Happy Hump  Day Lovies. I squeezed another day off from my week for some much needed alone time.  Today is the last day of 3rd grade and Kindergarten for MiniMe and The Destroyer. The last 8 weeks or so of the school we spent testing and diagnosing MiniMe with ADHD.  We are on our 2nd dose of the first med and she seems to be doing better. the Kumon is also probably helping but only time and a whole summer of work to catch up is going to tell.   Discovering I have a child with ADHD has been an interesting emotional ride for me.  Not only are we starting the process of screening The Destroyer, but I am also putting myself through it.

I’ve asked every teacher of MiniMe’s if they thought she had ADHD.  Staying focused always seems to be an issue in her classroom,  her math foundation never got to where it should be in First Grade, after that it just builds so once  she hit 3rd and multiplication came into play her grades came crashing down to C’s.  C’s are like F’s in our family, simply not acceptable. Plus every single night of home work was an  all out battle of wills and patience.  I didn’t struggle with home work as a kid,  just did it and I didn’t get or need a lot of help.  I wanted my kids to be the same way.  After 9.5 years as a mother it is finally sinking in that my kids are not going to be “me” just because they have half of my genetic material, except when they are exactly like “me”.

Enter in ADHD screening.  As I was filling out the first set of Vanderbilt Forms it hit me pretty quickly that more than a few of the behaviors listed I could apply to myself as well as my daughter.  I was also born without the filter between my brain and my mouth, I thought I was just emotional and/or an extrovert.    I  also am slow or have difficulty getting  started on tasks I see as boring or unpleasant, I thought this was just depression/apathy/procrastination/laziness.  I have an addictive personality and a low natural threshold to impulsiveness, I thought this was just the weak parts of me that needed a stronger set of BGP applied to them.   I can never remember where I put my drink, purse, shoes, phone. I can hyper focus when reading and tune out the entire world.

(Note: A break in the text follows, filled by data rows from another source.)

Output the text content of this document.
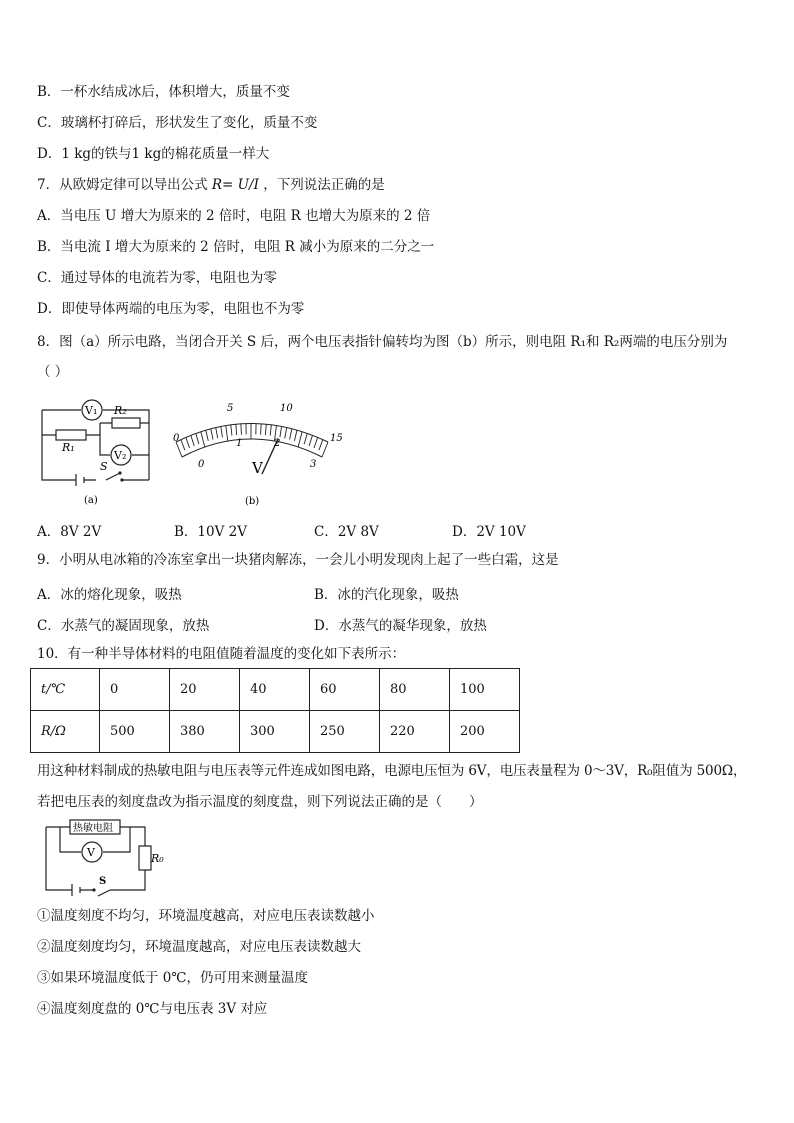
B．一杯水结成冰后，体积增大，质量不变
C．玻璃杯打碎后，形状发生了变化，质量不变
D．1 kg的铁与1 kg的棉花质量一样大
7．从欧姆定律可以导出公式 R= U/I ，下列说法正确的是
A．当电压 U 增大为原来的 2 倍时，电阻 R 也增大为原来的 2 倍
B．当电流 I 增大为原来的 2 倍时，电阻 R 减小为原来的二分之一
C．通过导体的电流若为零，电阻也为零
D．即使导体两端的电压为零，电阻也不为零
8．图（a）所示电路，当闭合开关 S 后，两个电压表指针偏转均为图（b）所示，则电阻 R₁和 R₂两端的电压分别为
（ ）
V₁
V₂
R₁
R₂
S
(a)
0
5	10
15
0
1	2
3
V
(b)
A．8V 2V	B．10V 2V	C．2V 8V	D．2V 10V
9．小明从电冰箱的冷冻室拿出一块猪肉解冻，一会儿小明发现肉上起了一些白霜，这是
A．冰的熔化现象，吸热	B．冰的汽化现象，吸热
C．水蒸气的凝固现象，放热	D．水蒸气的凝华现象，放热
10．有一种半导体材料的电阻值随着温度的变化如下表所示：
t/℃	0	20	40	60	80	100
R/Ω	500	380	300	250	220	200
用这种材料制成的热敏电阻与电压表等元件连成如图电路，电源电压恒为 6V，电压表量程为 0～3V，R₀阻值为 500Ω，
若把电压表的刻度盘改为指示温度的刻度盘，则下列说法正确的是（　　）
热敏电阻
V	R₀
S
①温度刻度不均匀，环境温度越高，对应电压表读数越小
②温度刻度均匀，环境温度越高，对应电压表读数越大
③如果环境温度低于 0℃，仍可用来测量温度
④温度刻度盘的 0℃与电压表 3V 对应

My number one coping mechanism for feeling overwhelmed like I can’t do something is to start shutting down, checking out in any way possible.   She totally got this from me didn’t she?  I asked Babu.   When he avoided answering the question I knew my academically lackluster freshman year of college was probably  more than too much  weed, beer and sex.

This discovery sent my mind on a processing spin  and I’m just about out of it.  I am reconciling this new information with what I already know about me to see if it sheds any light or changes any perspectives I have.   I was struggling with whether or not to just leave myself the hell enough alone because I have already have  41 years of self monitoring and course correction training,  or get tested and go on some meds only to find out that apparently things that make up a large part of “me” are in fact curable with a pill.   What the fuzzle will that even be like?  Better, mind blowing, enlightening, scary, or nothing at all.  Probably it will be a little bit of all of those things. In the end curiosity and the drive to be fearless won out and I decided to start the screening process officially.   I’ll keep you posted, promise.


2 Comments on “Adventures in ADHD”

  1. Lisa Livezey Comingore says:

    I am also 41 and was diagnosed at 39. Just for the record…the pills help but def don’t “cure” it! Keep us posted for sure!

  2. I understand what you’re going through. My nephew (4 yrs old) was diagnosed with ADHD. As he has been diagnosed, I’ve kind of looked at myself and find myself with some of the VERY similar traits. I always coughed it up to anxiety/depression…well, I still kinda do. I just haven’t brought it up to anybody else yet. I REALLY don’t want to go on another medication.